Pertama, Robert mengatakan sering kali menjadi bahan pertanyaan publik mengenai daya eksekusi produk Ombudsman.

Padahal, sangat jelas kewenangan Ombudsman untuk memproses saat menerima setiap aduan atau pelaporan dari masyarakat.

“Termasuk kami (Ombudsman) punya hak memanggil paksa para pihak, baik pelapor atau terlapor. Kami punya hak memproses orang yang menghalangi permitaan keterangan Ombudsman,” tegasnya.

“Bahkan kena diancam pidana dan denda bisa mencapai 10 Miliyar undang-undang menyatakan itu,” lanjutnya.

Kendati demikian, ia menilai semua itu menjadi sebuah tantangan ketika setiap aduan atau laporan yang di maksud sudah diproses akhir esekusi Ombudsman.

“Bagaimana produk Ombdsman lalu seperti dengan Badan Pemeriksa Keuangan (BPK) disampaikan ke (Sesuai Komisi) di DPR RI,” harapnya.

“Diserahkan di sana (DPR RI) secara formal, kemudian eksekusi atau produk teman-teman Ombdsman menjadi pengawasan,” ucapnya.
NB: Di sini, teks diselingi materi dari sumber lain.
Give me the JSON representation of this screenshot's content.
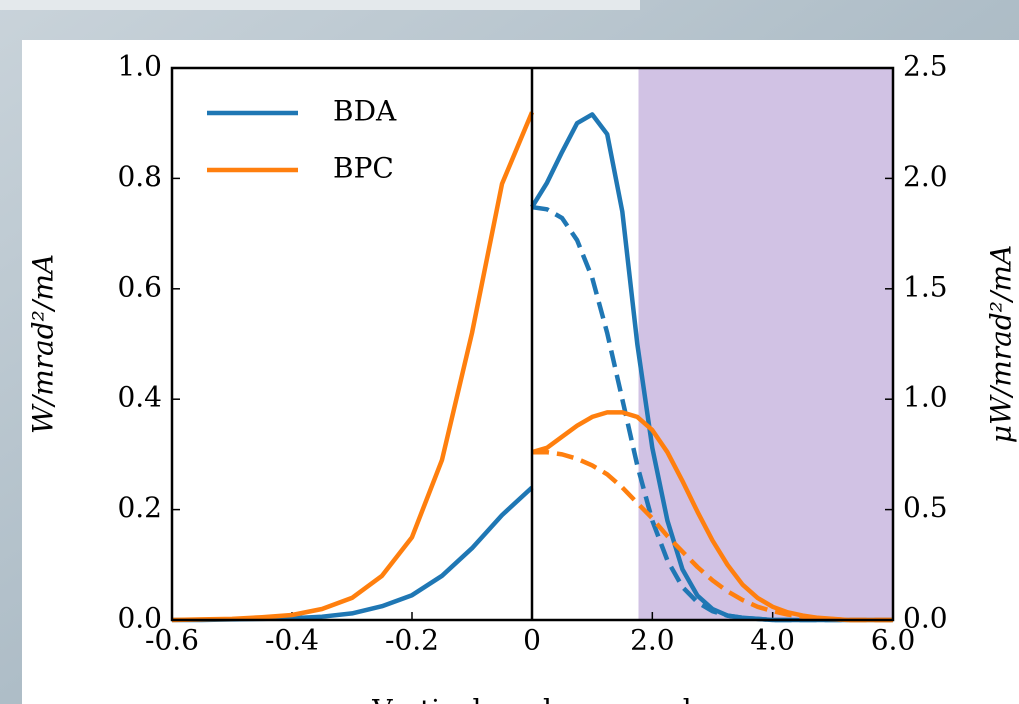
{
  "chart_data": [
    {
      "type": "line",
      "ylabel": "W/mrad²/mA",
      "xlim": [
        -0.6,
        0
      ],
      "xticks": [
        -0.6,
        -0.4,
        -0.2,
        0
      ],
      "ylim": [
        0,
        1.0
      ],
      "yticks": [
        {
          "value": 0,
          "label": "0.0"
        },
        0.2,
        0.4,
        0.6,
        0.8,
        {
          "value": 1.0,
          "label": "1.0"
        }
      ],
      "legend": "upper left",
      "x": [
        -0.6,
        -0.55,
        -0.5,
        -0.45,
        -0.4,
        -0.35,
        -0.3,
        -0.25,
        -0.2,
        -0.15,
        -0.1,
        -0.05,
        0
      ],
      "series": [
        {
          "name": "BDA",
          "color": "#1f77b4",
          "values": [
            0,
            0,
            0.001,
            0.002,
            0.003,
            0.006,
            0.012,
            0.025,
            0.045,
            0.08,
            0.13,
            0.19,
            0.24
          ]
        },
        {
          "name": "BPC",
          "color": "#ff7f0e",
          "values": [
            0,
            0.001,
            0.002,
            0.005,
            0.009,
            0.02,
            0.04,
            0.08,
            0.15,
            0.29,
            0.52,
            0.79,
            0.92
          ]
        }
      ]
    },
    {
      "type": "line",
      "xlabel": "Vertical angle ψ, mrad",
      "y2label": "μW/mrad²/mA",
      "xlim": [
        0,
        6.0
      ],
      "xticks": [
        {
          "value": 2.0,
          "label": "2.0"
        },
        {
          "value": 4.0,
          "label": "4.0"
        },
        {
          "value": 6.0,
          "label": "6.0"
        }
      ],
      "y2lim": [
        0,
        2.5
      ],
      "y2ticks": [
        {
          "value": 0,
          "label": "0.0"
        },
        0.5,
        {
          "value": 1.0,
          "label": "1.0"
        },
        1.5,
        {
          "value": 2.0,
          "label": "2.0"
        },
        2.5
      ],
      "span": [
        1.77,
        6.0
      ],
      "span_color": "#d1c2e4",
      "x": [
        0,
        0.25,
        0.5,
        0.75,
        1.0,
        1.25,
        1.5,
        1.75,
        2.0,
        2.25,
        2.5,
        2.75,
        3.0,
        3.25,
        3.5,
        3.75,
        4.0,
        4.25,
        4.5,
        4.75,
        5.0,
        5.25,
        5.5,
        5.75,
        6.0
      ],
      "series": [
        {
          "color": "#1f77b4",
          "linestyle": "solid",
          "axis": "y2",
          "values": [
            1.87,
            1.98,
            2.12,
            2.25,
            2.29,
            2.2,
            1.85,
            1.25,
            0.78,
            0.45,
            0.23,
            0.11,
            0.05,
            0.02,
            0.01,
            0.005,
            0,
            0,
            0,
            0,
            0,
            0,
            0,
            0,
            0
          ]
        },
        {
          "color": "#1f77b4",
          "linestyle": "dashed",
          "axis": "y2",
          "values": [
            1.87,
            1.86,
            1.82,
            1.72,
            1.55,
            1.3,
            1.0,
            0.7,
            0.45,
            0.27,
            0.15,
            0.08,
            0.04,
            0.02,
            0.01,
            0.005,
            0,
            0,
            0,
            0,
            0,
            0,
            0,
            0,
            0
          ]
        },
        {
          "color": "#ff7f0e",
          "linestyle": "solid",
          "axis": "y2",
          "values": [
            0.76,
            0.78,
            0.83,
            0.88,
            0.92,
            0.94,
            0.94,
            0.92,
            0.86,
            0.76,
            0.63,
            0.49,
            0.36,
            0.25,
            0.16,
            0.1,
            0.06,
            0.035,
            0.02,
            0.01,
            0.005,
            0,
            0,
            0,
            0
          ]
        },
        {
          "color": "#ff7f0e",
          "linestyle": "dashed",
          "axis": "y2",
          "values": [
            0.76,
            0.76,
            0.75,
            0.73,
            0.7,
            0.66,
            0.6,
            0.53,
            0.46,
            0.38,
            0.31,
            0.24,
            0.18,
            0.13,
            0.09,
            0.06,
            0.04,
            0.025,
            0.015,
            0.008,
            0.004,
            0,
            0,
            0,
            0
          ]
        }
      ]
    }
  ]
}
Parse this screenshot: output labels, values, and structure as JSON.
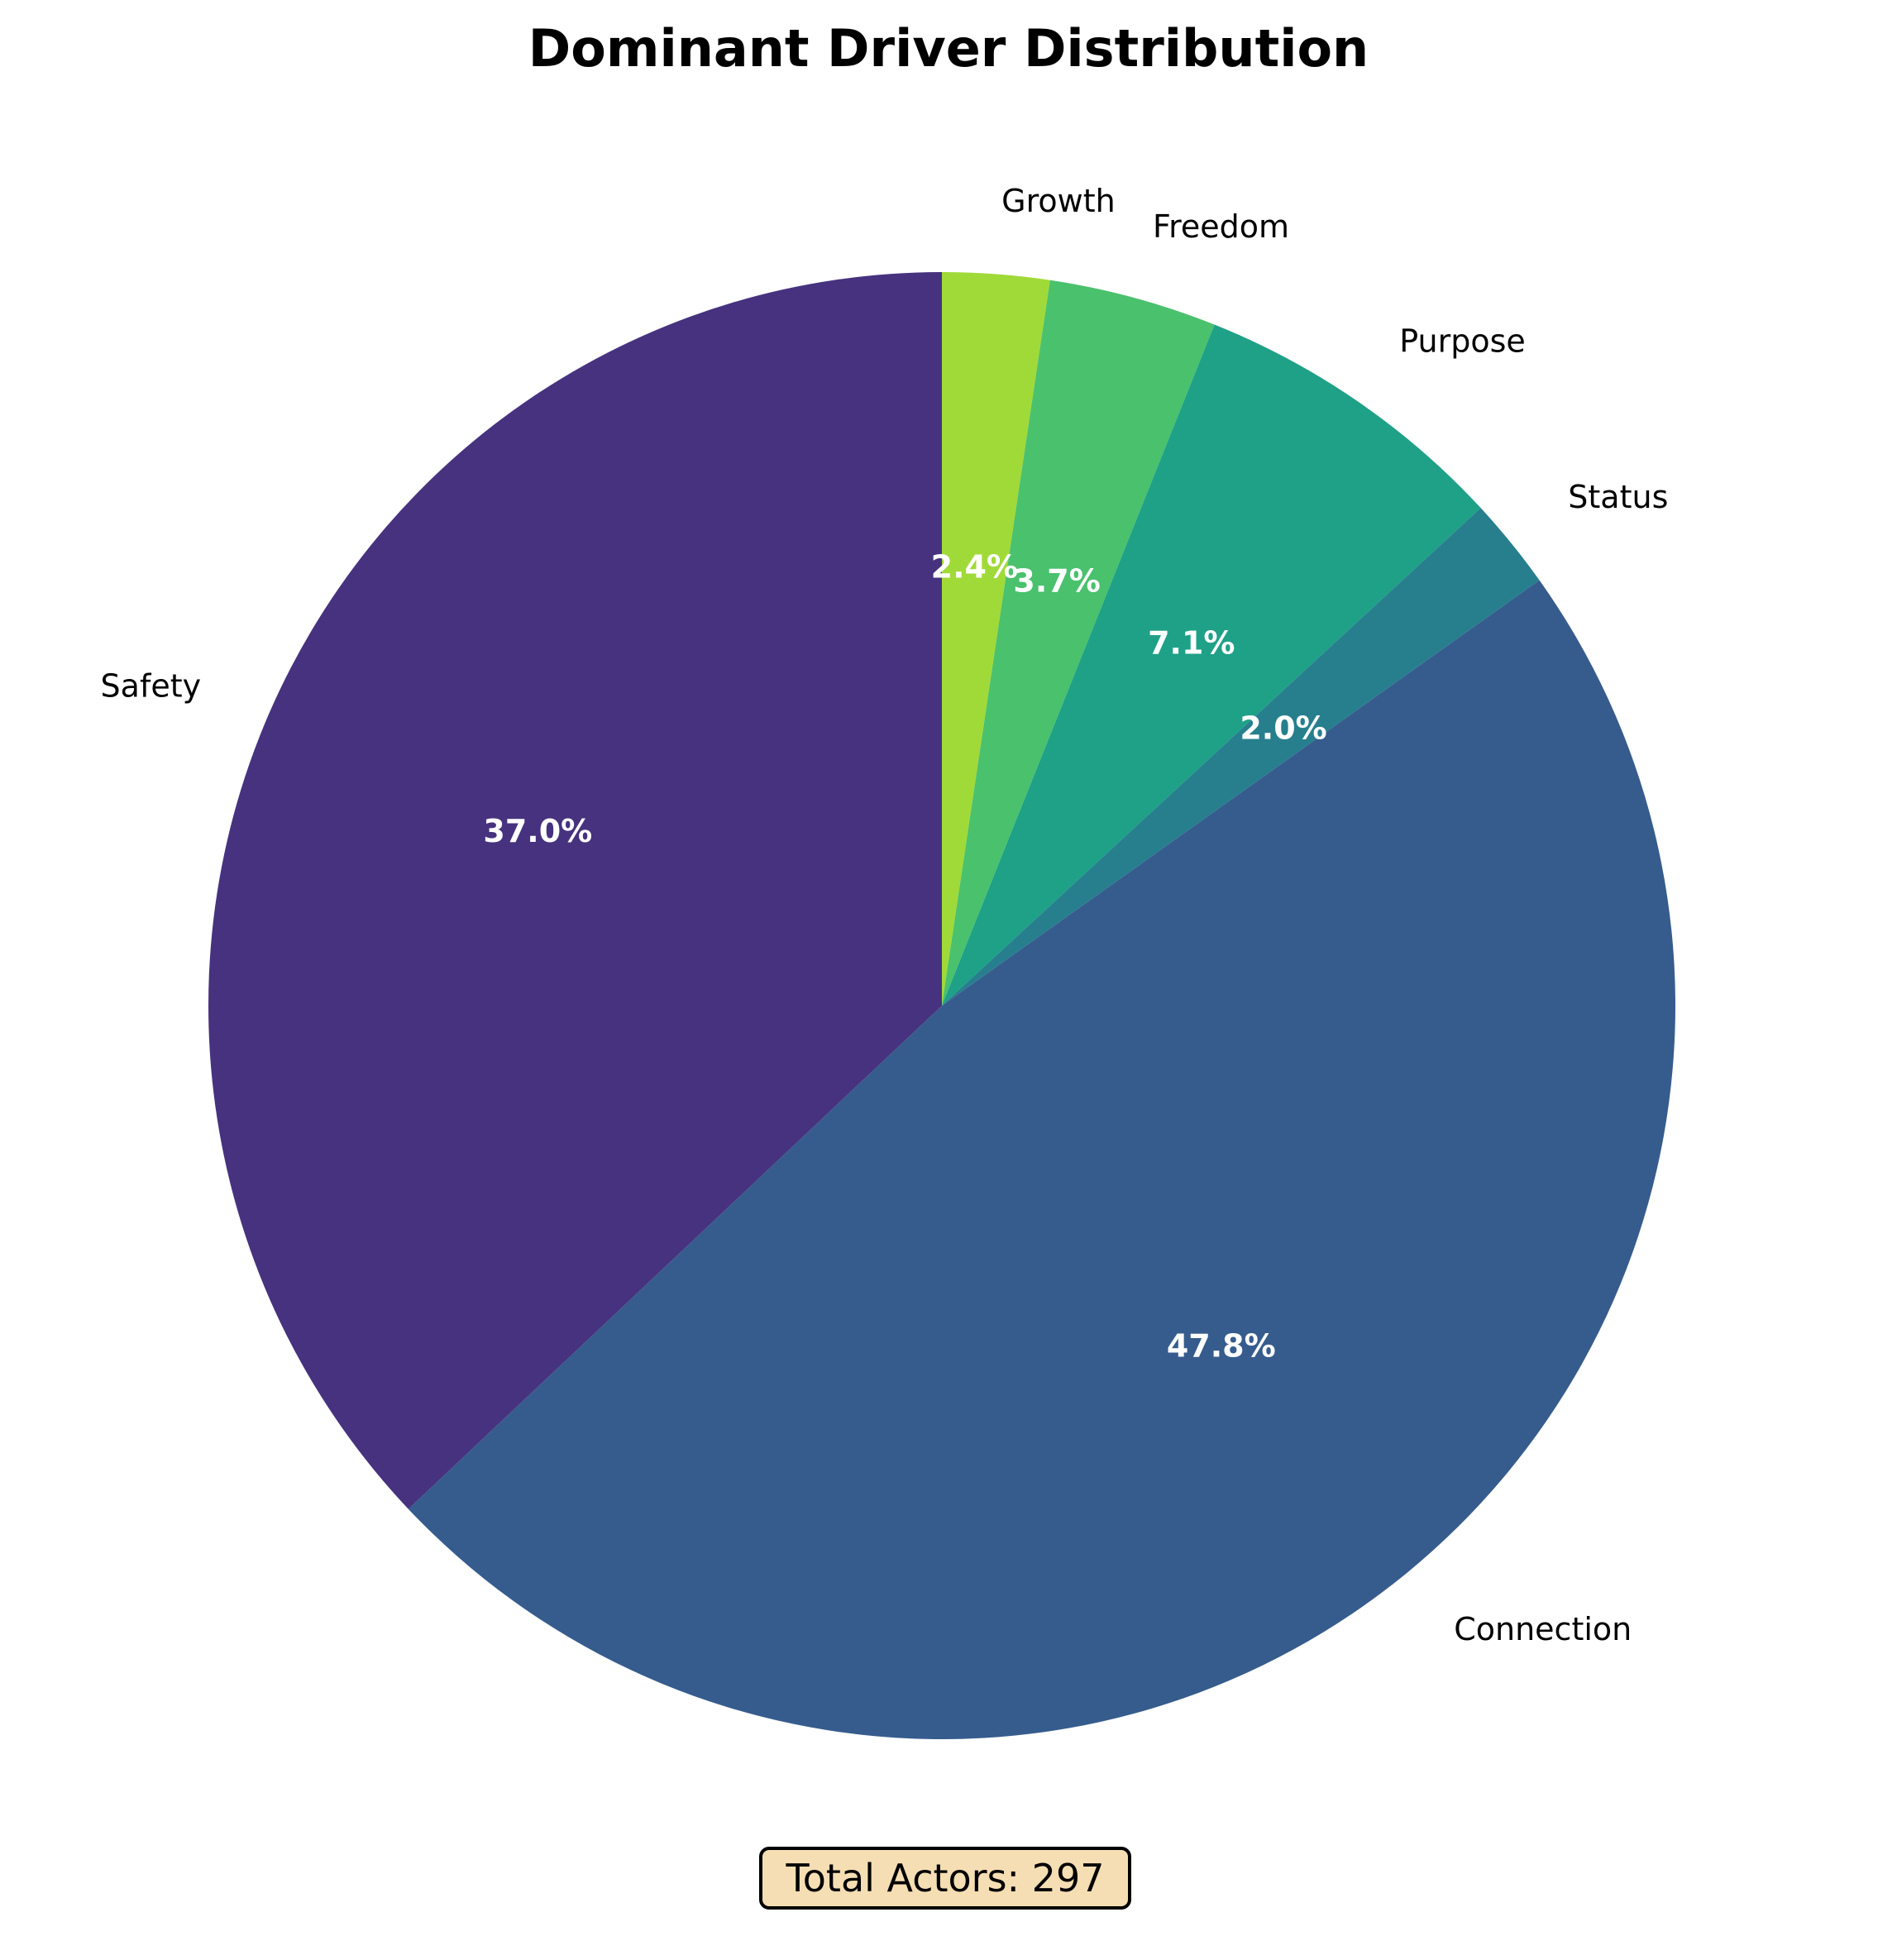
{
  "chart_data": {
    "type": "pie",
    "title": "Dominant Driver Distribution",
    "start_angle_deg": 90,
    "direction": "clockwise",
    "slices": [
      {
        "label": "Growth",
        "value": 7,
        "pct_label": "2.4%",
        "color": "#a0da39"
      },
      {
        "label": "Freedom",
        "value": 11,
        "pct_label": "3.7%",
        "color": "#4ac16d"
      },
      {
        "label": "Purpose",
        "value": 21,
        "pct_label": "7.1%",
        "color": "#1fa187"
      },
      {
        "label": "Status",
        "value": 6,
        "pct_label": "2.0%",
        "color": "#277f8e"
      },
      {
        "label": "Connection",
        "value": 142,
        "pct_label": "47.8%",
        "color": "#365c8d"
      },
      {
        "label": "Safety",
        "value": 110,
        "pct_label": "37.0%",
        "color": "#46327e"
      }
    ]
  },
  "annotation": {
    "total_text": "Total Actors: 297"
  }
}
Perlu dipahami, katanya, lembaganya ini mempunyai katagori Parlementaria Ombudsman.

“Kami ini dipilih dari DPR, tentu usulannya dari bapak Presiden Republik Indonesia. Maka, sepatutnya hasil pekerjaan Ombudsman bersinergi dengan DPR,” tandasnya.

“Kami mengawasi tata kelola dan mall admistrasinya. DPR RI pengawasan secara politiknya. Materinya kurang lebih sama sesungguhnya, beda bobot kewenangan saja,” jelasnyta.

“Kami tiap 3 bulan laporan triwulanan dan tiap tahun laporan hanya sekedar dikirim ke DPR,” jelasnya.

Alasan itulah, ia meminta ke depan dalam penyerahan laporan Ombudsman agar diberikan ruang membuat forum resmi dengan DPR RI.